When you know someone hasn’t given himself or herself to you totally, do you give all of yourself in return?


In Conclusion…

Remember that love is a decision; it is not always a feeling. A Catholic marriage preparation site articulates this reality: “When people mix up married love with romantic love, they wrongly feel that their marriage is in decline when the romance begins to fade.”

cohabitation before marriage statistics

The romantic and passionate love a couple felt at the beginning of a marriage will ebb and flow as bills, jobs, and children take center stage. But that does not mean that the marriage is failing. In a true and loving sacramental marriage, you push through those days because God’s grace has given you a strong foundation, and you take your vow seriously. You have given yourself fully and wholly to this other person. Cohabitating couples miss out on this gift.

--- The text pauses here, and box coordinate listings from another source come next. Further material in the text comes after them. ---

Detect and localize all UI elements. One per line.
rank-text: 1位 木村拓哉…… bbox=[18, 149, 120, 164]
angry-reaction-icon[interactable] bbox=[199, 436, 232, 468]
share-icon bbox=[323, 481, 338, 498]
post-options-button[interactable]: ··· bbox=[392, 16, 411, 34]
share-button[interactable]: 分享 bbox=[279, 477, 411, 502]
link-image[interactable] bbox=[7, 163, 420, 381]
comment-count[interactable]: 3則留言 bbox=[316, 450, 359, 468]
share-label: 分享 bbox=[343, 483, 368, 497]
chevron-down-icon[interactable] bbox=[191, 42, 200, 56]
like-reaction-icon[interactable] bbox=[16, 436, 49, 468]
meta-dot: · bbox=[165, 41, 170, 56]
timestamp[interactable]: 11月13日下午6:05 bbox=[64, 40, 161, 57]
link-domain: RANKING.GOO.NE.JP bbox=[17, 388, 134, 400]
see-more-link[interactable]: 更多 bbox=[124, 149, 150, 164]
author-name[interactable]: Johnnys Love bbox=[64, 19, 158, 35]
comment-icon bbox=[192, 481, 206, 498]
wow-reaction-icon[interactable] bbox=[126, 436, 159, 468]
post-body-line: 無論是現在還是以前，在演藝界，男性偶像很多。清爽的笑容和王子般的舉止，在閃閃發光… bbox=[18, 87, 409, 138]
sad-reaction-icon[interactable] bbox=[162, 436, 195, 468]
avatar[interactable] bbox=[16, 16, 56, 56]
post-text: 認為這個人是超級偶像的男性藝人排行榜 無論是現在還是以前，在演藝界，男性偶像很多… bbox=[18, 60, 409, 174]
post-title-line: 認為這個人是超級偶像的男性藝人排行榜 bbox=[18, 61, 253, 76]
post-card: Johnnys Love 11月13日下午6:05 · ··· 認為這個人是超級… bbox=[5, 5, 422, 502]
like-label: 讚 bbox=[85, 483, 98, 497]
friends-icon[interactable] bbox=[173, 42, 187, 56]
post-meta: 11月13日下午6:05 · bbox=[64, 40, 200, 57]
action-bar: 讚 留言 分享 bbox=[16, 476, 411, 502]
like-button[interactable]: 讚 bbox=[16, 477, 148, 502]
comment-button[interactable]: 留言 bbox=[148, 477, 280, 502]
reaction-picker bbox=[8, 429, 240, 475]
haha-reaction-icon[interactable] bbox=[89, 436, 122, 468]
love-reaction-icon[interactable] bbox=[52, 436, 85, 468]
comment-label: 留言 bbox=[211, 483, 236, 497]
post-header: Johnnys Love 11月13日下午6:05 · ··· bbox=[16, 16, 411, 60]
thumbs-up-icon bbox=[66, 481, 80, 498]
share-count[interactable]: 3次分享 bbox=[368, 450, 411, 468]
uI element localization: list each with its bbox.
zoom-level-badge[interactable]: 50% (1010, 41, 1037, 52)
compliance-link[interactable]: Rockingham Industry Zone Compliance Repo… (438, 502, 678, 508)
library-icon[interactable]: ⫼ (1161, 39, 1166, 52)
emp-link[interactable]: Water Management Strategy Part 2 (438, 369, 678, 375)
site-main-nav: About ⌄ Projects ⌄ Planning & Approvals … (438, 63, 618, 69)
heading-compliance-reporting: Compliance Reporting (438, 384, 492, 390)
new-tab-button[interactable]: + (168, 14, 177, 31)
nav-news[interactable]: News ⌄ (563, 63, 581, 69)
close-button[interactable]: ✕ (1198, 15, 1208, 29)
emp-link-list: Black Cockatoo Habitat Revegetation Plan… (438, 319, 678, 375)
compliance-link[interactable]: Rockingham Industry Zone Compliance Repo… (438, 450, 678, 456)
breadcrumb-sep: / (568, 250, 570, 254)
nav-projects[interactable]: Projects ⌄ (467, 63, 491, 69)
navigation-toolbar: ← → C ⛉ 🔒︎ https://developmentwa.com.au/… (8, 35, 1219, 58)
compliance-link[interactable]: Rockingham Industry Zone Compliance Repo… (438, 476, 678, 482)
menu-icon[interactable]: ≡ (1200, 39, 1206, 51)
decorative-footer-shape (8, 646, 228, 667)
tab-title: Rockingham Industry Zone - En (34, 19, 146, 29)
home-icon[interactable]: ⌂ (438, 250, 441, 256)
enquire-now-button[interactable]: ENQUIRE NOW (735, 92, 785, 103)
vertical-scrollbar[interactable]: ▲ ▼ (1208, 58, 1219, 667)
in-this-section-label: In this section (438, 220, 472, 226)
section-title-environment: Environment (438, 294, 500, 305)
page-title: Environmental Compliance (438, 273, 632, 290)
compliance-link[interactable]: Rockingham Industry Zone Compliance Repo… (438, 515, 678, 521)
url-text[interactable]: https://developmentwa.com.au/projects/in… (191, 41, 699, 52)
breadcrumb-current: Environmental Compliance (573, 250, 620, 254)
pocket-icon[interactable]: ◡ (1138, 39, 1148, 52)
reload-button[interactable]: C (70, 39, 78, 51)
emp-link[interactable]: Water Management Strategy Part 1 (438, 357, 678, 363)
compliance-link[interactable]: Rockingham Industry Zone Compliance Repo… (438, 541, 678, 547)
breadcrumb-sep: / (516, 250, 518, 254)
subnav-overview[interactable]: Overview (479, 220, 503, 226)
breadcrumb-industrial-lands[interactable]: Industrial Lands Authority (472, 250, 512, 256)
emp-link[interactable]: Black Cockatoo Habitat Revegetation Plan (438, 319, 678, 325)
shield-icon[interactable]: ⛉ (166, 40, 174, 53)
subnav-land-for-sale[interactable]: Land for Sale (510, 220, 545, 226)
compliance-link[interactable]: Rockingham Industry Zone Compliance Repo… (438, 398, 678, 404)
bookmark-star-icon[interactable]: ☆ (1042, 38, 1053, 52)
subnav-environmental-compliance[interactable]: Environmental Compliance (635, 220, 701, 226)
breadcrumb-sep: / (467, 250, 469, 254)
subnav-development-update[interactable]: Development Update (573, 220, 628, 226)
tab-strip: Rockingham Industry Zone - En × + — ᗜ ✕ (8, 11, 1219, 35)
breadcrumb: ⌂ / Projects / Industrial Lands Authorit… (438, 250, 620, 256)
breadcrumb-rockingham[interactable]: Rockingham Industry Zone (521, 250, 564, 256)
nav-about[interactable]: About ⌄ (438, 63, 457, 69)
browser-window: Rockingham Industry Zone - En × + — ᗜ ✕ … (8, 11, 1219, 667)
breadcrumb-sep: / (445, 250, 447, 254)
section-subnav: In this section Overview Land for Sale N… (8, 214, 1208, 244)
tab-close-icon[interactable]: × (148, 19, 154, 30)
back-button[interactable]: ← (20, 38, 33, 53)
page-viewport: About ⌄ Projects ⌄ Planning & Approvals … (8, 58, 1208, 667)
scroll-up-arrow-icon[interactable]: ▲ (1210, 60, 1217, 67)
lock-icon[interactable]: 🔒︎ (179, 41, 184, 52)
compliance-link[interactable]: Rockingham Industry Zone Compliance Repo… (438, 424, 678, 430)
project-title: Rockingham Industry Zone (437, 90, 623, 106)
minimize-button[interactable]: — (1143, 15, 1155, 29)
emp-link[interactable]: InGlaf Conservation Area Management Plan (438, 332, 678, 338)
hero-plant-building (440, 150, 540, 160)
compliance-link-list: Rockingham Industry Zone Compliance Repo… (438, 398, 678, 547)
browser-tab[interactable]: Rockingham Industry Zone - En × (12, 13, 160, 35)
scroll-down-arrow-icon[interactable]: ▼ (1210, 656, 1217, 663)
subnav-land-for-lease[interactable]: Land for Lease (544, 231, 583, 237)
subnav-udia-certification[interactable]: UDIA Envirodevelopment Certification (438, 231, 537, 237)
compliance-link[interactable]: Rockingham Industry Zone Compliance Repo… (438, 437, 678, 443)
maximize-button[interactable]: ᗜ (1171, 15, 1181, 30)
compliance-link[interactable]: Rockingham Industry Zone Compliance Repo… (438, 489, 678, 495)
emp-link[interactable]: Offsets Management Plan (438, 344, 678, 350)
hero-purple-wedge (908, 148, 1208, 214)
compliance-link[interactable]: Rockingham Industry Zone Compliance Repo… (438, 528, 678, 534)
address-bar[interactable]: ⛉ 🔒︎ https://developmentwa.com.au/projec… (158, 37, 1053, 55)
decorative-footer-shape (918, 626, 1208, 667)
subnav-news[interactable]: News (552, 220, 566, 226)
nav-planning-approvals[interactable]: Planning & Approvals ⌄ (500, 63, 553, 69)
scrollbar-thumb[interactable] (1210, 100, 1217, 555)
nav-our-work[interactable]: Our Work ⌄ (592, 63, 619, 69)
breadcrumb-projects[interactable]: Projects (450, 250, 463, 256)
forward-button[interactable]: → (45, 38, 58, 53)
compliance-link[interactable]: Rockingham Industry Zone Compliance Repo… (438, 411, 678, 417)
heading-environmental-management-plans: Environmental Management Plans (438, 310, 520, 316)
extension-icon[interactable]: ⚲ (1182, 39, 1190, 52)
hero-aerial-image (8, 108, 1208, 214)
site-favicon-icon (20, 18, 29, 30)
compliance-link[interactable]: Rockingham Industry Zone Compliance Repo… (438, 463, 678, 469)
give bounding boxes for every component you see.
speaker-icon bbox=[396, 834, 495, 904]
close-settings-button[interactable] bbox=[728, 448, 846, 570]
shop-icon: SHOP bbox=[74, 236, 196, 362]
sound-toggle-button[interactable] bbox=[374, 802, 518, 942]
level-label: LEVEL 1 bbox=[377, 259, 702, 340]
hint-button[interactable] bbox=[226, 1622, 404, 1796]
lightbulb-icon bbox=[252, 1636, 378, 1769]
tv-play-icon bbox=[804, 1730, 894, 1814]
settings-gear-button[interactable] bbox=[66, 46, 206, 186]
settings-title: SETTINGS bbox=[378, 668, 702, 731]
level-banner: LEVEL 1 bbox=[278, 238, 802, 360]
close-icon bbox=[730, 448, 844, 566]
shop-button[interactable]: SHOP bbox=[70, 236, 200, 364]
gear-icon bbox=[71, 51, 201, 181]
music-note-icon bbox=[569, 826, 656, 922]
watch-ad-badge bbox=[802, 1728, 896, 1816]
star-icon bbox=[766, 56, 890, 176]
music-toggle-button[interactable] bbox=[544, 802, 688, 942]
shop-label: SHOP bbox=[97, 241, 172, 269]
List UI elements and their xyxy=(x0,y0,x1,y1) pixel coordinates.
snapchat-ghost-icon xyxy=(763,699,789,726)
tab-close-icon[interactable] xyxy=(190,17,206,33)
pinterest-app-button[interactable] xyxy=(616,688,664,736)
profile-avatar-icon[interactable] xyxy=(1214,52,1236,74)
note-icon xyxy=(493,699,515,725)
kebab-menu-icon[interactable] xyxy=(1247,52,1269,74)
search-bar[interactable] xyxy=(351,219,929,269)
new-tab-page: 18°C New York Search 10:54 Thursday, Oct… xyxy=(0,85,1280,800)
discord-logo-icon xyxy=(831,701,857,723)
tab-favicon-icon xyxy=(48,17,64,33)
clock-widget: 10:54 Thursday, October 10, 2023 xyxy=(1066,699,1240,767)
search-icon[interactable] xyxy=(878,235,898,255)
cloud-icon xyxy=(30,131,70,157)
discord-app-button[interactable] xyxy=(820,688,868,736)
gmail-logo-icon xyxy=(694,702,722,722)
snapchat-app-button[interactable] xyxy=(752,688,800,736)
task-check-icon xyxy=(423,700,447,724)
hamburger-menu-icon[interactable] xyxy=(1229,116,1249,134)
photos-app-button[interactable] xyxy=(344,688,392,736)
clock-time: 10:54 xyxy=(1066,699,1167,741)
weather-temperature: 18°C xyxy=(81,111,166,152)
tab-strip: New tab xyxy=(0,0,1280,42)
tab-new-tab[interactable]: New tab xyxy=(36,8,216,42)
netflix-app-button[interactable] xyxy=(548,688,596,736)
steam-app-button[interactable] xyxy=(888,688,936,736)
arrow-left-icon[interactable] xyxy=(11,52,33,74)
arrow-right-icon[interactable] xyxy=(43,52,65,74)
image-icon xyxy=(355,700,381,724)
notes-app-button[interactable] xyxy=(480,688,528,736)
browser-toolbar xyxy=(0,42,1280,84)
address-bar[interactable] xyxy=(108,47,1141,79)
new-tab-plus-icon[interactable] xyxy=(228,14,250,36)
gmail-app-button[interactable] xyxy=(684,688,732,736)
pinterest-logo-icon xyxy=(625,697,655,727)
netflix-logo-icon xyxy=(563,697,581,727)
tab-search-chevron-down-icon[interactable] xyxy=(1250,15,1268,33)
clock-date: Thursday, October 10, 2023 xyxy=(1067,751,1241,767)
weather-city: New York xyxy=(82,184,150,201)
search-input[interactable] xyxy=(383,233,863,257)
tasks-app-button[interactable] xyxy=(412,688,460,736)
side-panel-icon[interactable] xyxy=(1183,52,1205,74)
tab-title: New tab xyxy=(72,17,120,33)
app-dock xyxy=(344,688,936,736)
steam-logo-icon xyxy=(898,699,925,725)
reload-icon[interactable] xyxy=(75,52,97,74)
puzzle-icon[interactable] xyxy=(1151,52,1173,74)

This self-sacrificial love is what marriage is. Self-sacrificial love is what cohabitation is not.

Susan Ciancio has a BA in psychology and a BA in sociology from the University of Notre Dame, with an MA in liberal studies from Indiana University. Since 2003, she has worked as a professional editor and writer, editing both fiction and nonfiction books, magazine articles, blogs, educational lessons, professional materials, and website content. Fourteen of those years have been in the pro-life sector. Currently Susan writes weekly for HLI, edits for American Life League, and is the editor of its Celebrate Life Magazine. She also serves as executive editor for the Culture of Life Studies Program, an educational nonprofit program for k-12 students.


  1. Dougie Hauser on September 4, 2021 at 10:07 AM

    If god isnt the one claiming that it devalues us, then why should we care?

  2. Arnold M on May 22, 2021 at 9:06 AM

    The author didn’t say God devalues us. Did you read the entire article? She said this:

    We shouldn’t try each other out by living together to see if we fit. When we do that, we devalue ourselves and the other person, and we place them in a category of things we can dispose of if we get tired of them or if things get difficult. Saying you want to just live with someone is like saying, “I like you, but you’re not worth me investing all of me in you right now.”

    That’s true and it’s not a joke.

    Don’t you want to aspire to something great for yourself? Something better than just being tried out? I know I do. In order to respect other people, we have to first respect ourselves.

  3. No thanks on March 26, 2021 at 1:20 AM

    Hahahaha “devalues you as a person”…God would never say that to us. This article is hilarious.

    • JD on April 29, 2021 at 10:23 AM

      The article is not saying that God devalues you as a person if you cohabitate. It’s saying the act of cohabitating devalues the person. You’re right, God would never devalue us. We are good because we’re made in His image no matter what we do or don’t do.

  4. Ann Hall on March 25, 2020 at 10:16 PM

    What is the divorce rate of couples who cohabitate before Marriage?

    • HLI Staff on April 3, 2020 at 12:35 PM

      Ann, this is a great question. The divorce rate of all marriages in the United States is 40 to 50 percent (and the divorce rate for subsequent marriages is even higher). In this writer’s research, studies since the 1970’s have pretty consistently found the divorce rate for couples cohabiting before marriage is 33% higher than for those who waited to live together until after marriage. The exact percentage of divorces after cohabitation varies from study to study; one study linked in the above article showed cohabitation doubled one’s chances of divorce over the general divorce rate.

  5. Claudia LeBoeuf on July 19, 2019 at 2:15 PM

    Great article! I see marriage imaging the Trinitarian relationship – God gives Himself totally to the Son and the Son gives Himself totally to the Father. Their total, self-sacrificial love pours out as the Holy Spirit.